Great works of art have the power to transport us to another time and place. In particular, ancient art is imbued with the cosmological and political codes of societies long vanished, rendering—to modern eyes, at least—objects that are exotic and mysterious.
The same can be true of contemporary art. If we spend time contemplating great works, they may reveal a different, deeper meaning than the one on the surface. This was my great takeaway from a recent New York City visit. While there were a number of art stops on my itinerary, two exhibitions were at the top of my list—Lost Kindgoms: Hindu-Buddhist Sculpture of Early Southeast Asia, 5th to 8th Century and Kara Walker’s monumental installation: A Subtlety, or The Marvelous Sugar Baby.
Lost Kingdoms, on view at the Metropolitan Museum of Art through July 27, examines the powerful sway of India on Southeast Asia during the mid- to late first millennium CE. Showcasing exquisite and powerful sculptures—many of which have never been seen outside their countries of origin—this is the kind of sweeping exhibition only the Met can pull off. Both Hinduism and Buddhism were Indian exports—spread along ancient and extensive trade routes. The competition between—and blending of—these ideologies resulted in some highly original works of art.
Among the highlights for me was this sandstone sculpture from Cambodia. Ganesha is an elephant-headed, pot-bellied deity whose ancient origins relate to fertility and agriculture and who remains a familiar member of the Hindu pantheon.
I was likewise enchanted with a bronze footed bowl with a relief scene of the courtly life of ancient India.
Kara Walker is not someone given to subtlety.
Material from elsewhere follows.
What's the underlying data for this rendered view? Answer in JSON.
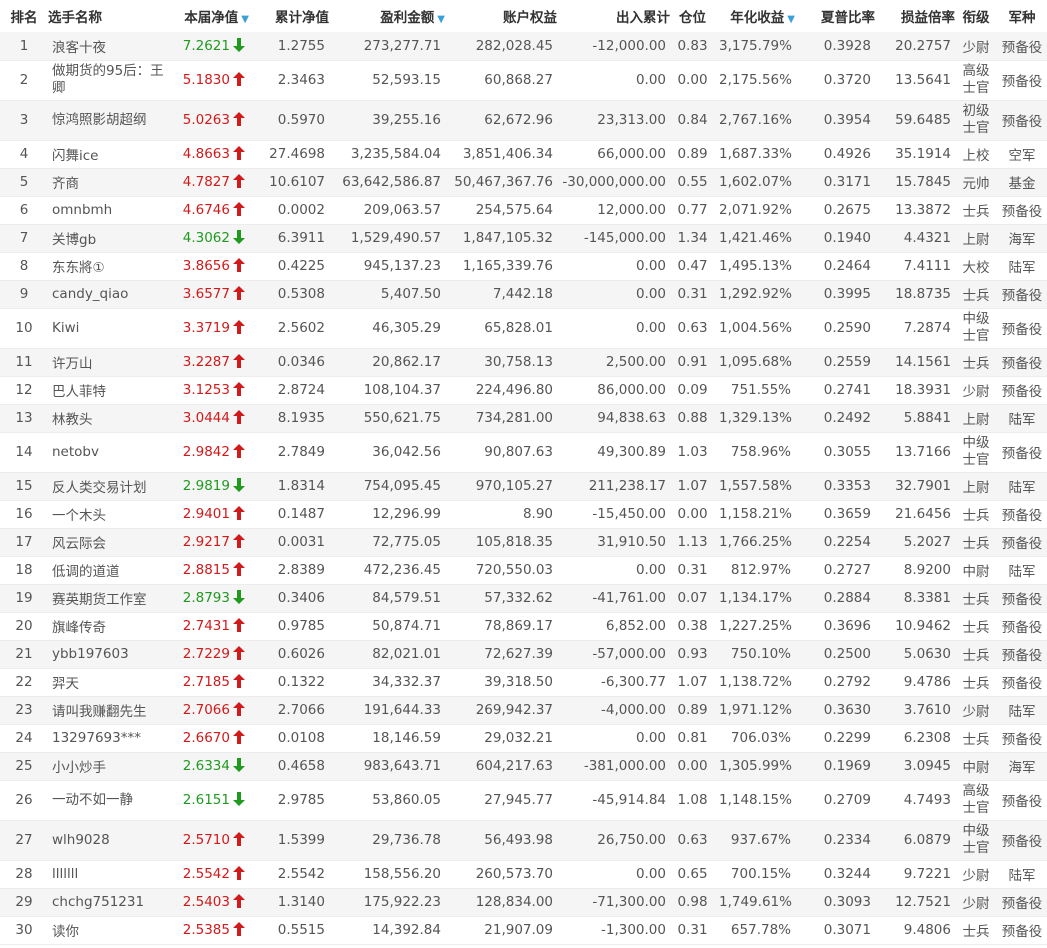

This African-American artist is best known for her graphic cut-paper silhouettes depicting slavery in all its brutality. So the title of her monumental sugar creation staged in an abandoned Domino sugar factory in Williamsburg, Brooklyn (and recently closed), is something of a conundrum.
But, as this review in The New York Times describes, the title Subtlety refers to the elaborate sugar creations that were the centerpieces of medieval feasts. The full subtitle, The Marvelous Sugar Baby, an homage to the unpaid and overworked artisans who have refined our sweet tastes from the cane fields to the kitchens of the New World, sets the stage for the complex messages conveyed in her work.
Upon walking into the vast, derelict Domino factory, I was overwhelmed by the odor of burned sugar and the sight of molasses still dripping from the walls. Seemingly whimsical figures resembling blackamoors—those seventeenth to nineteenth century sculptures of Africans incorporated into candelabra or used as supports for tables and plant stands—greeted us. Any notion of whimsy quickly evaporated when I realized these figures depicted children and that the torturous labor of harvesting and refining sugar cane was not limited to enslaved adults.
At the end of this cavernous space was Walker’s monumental sugar sculpture—a recumbent sphinx with the head of a proud and defiant mammy. The Marvelous Sugar Baby has a core of polystyrene and is topped with 160,000 pounds of sugar, donated by Domino. That this mammy is white is an example of the tension for which Kara Walker is known for. In ancient Greek mythology, the sphinx was a ferocious guardian who allowed safe passage only to those who successfully answered a riddle. Kara Walker’s Marvelous Sugar Baby is just as powerful and equally mysterious. I hope you will discover wonder and mystery each time you visit your Museum. There are layers upon layers waiting to be uncovered.